Not everyone thinks the government should be in the business of picking winners and losers in the race for renewable fuels, however. Jerry Taylor, a senior fellow at the Cato Institute, a public policy think tank in Washington DC, said the government has a history of botching energy policy decisions with taxpayer dollars.
"Politicians are rewarded by embracing politically popular programs, not necessarily economically viable programs or promising programs," Taylor said.
"Private investors don't have to care about politics. All they have to care about is making a buck. They have every incentive to make the shrewdest choices."
Taylor said the costs for producing cellulosic ethanol are extravagant. He noted that according to the Energy Information Administration, the statistical arm of the United States Department of Energy, the capital costs associated with building a cellulosic plant are about five times the capital costs of associated with building a similar corn ethanol plant.

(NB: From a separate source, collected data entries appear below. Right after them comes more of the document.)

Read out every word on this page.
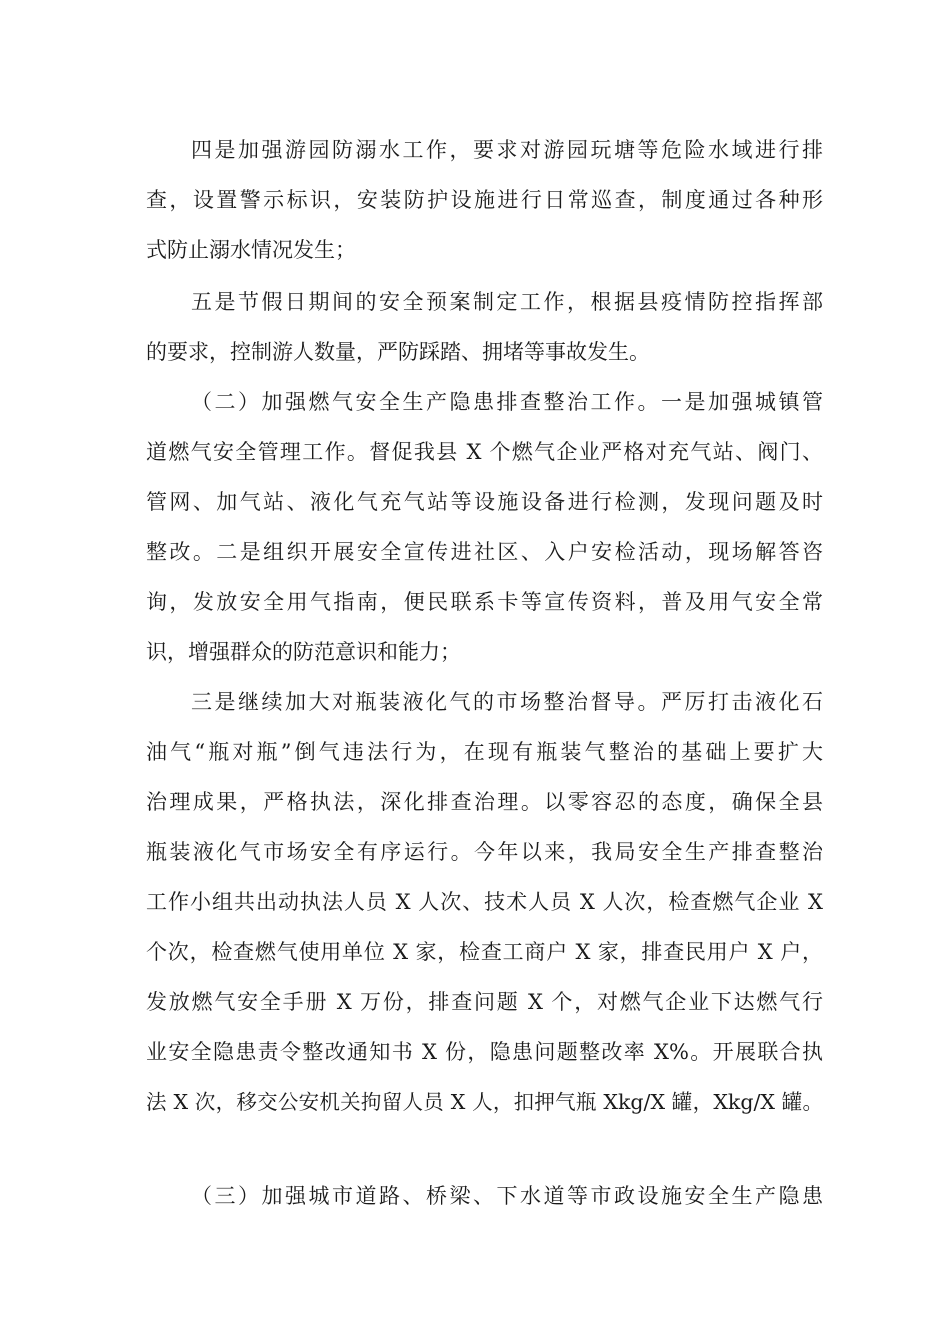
四是加强游园防溺水工作，要求对游园玩塘等危险水域进行排
查，设置警示标识，安装防护设施进行日常巡查，制度通过各种形
式防止溺水情况发生；
五是节假日期间的安全预案制定工作，根据县疫情防控指挥部
的要求，控制游人数量，严防踩踏、拥堵等事故发生。
（二）加强燃气安全生产隐患排查整治工作。一是加强城镇管
道燃气安全管理工作。督促我县 X 个燃气企业严格对充气站、阀门、
管网、加气站、液化气充气站等设施设备进行检测，发现问题及时
整改。二是组织开展安全宣传进社区、入户安检活动，现场解答咨
询，发放安全用气指南，便民联系卡等宣传资料，普及用气安全常
识，增强群众的防范意识和能力；
三是继续加大对瓶装液化气的市场整治督导。严厉打击液化石
油气“瓶对瓶”倒气违法行为，在现有瓶装气整治的基础上要扩大
治理成果，严格执法，深化排查治理。以零容忍的态度，确保全县
瓶装液化气市场安全有序运行。今年以来，我局安全生产排查整治
工作小组共出动执法人员 X 人次、技术人员 X 人次，检查燃气企业 X
个次，检查燃气使用单位 X 家，检查工商户 X 家，排查民用户 X 户，
发放燃气安全手册 X 万份，排查问题 X 个，对燃气企业下达燃气行
业安全隐患责令整改通知书 X 份，隐患问题整改率 X%。开展联合执
法 X 次，移交公安机关拘留人员 X 人，扣押气瓶 Xkg/X 罐，Xkg/X 罐。
（三）加强城市道路、桥梁、下水道等市政设施安全生产隐患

Taylor said, quoting the United States Department of Agriculture, that the capital costs of building a corn ethanol plant are about a $1.50 a gallon, before feedstock costs. Therefore, if the capital costs of cellulosic ethanol are 5 times a $1.50 per gallon, using cellulosic ethanol would cost $7.50 a gallon, before feedstock costs.
"The costs of cellulosic ethanol are so high at the moment it is hard to imagine a scenario where they come down into a competitive arena with gasoline, near or even mid term. But then again it is impossible to foresee the process in technology," Taylor said.
"Just because something is new on the horizon doesn't mean that its costs are going to collapse in the near term with just a little research and development. We've been spending a lot of money on a lot of things for a long time and it hasn't changed cost structures. So, it's unclear whether cellulosic ethanol has a lot of promise."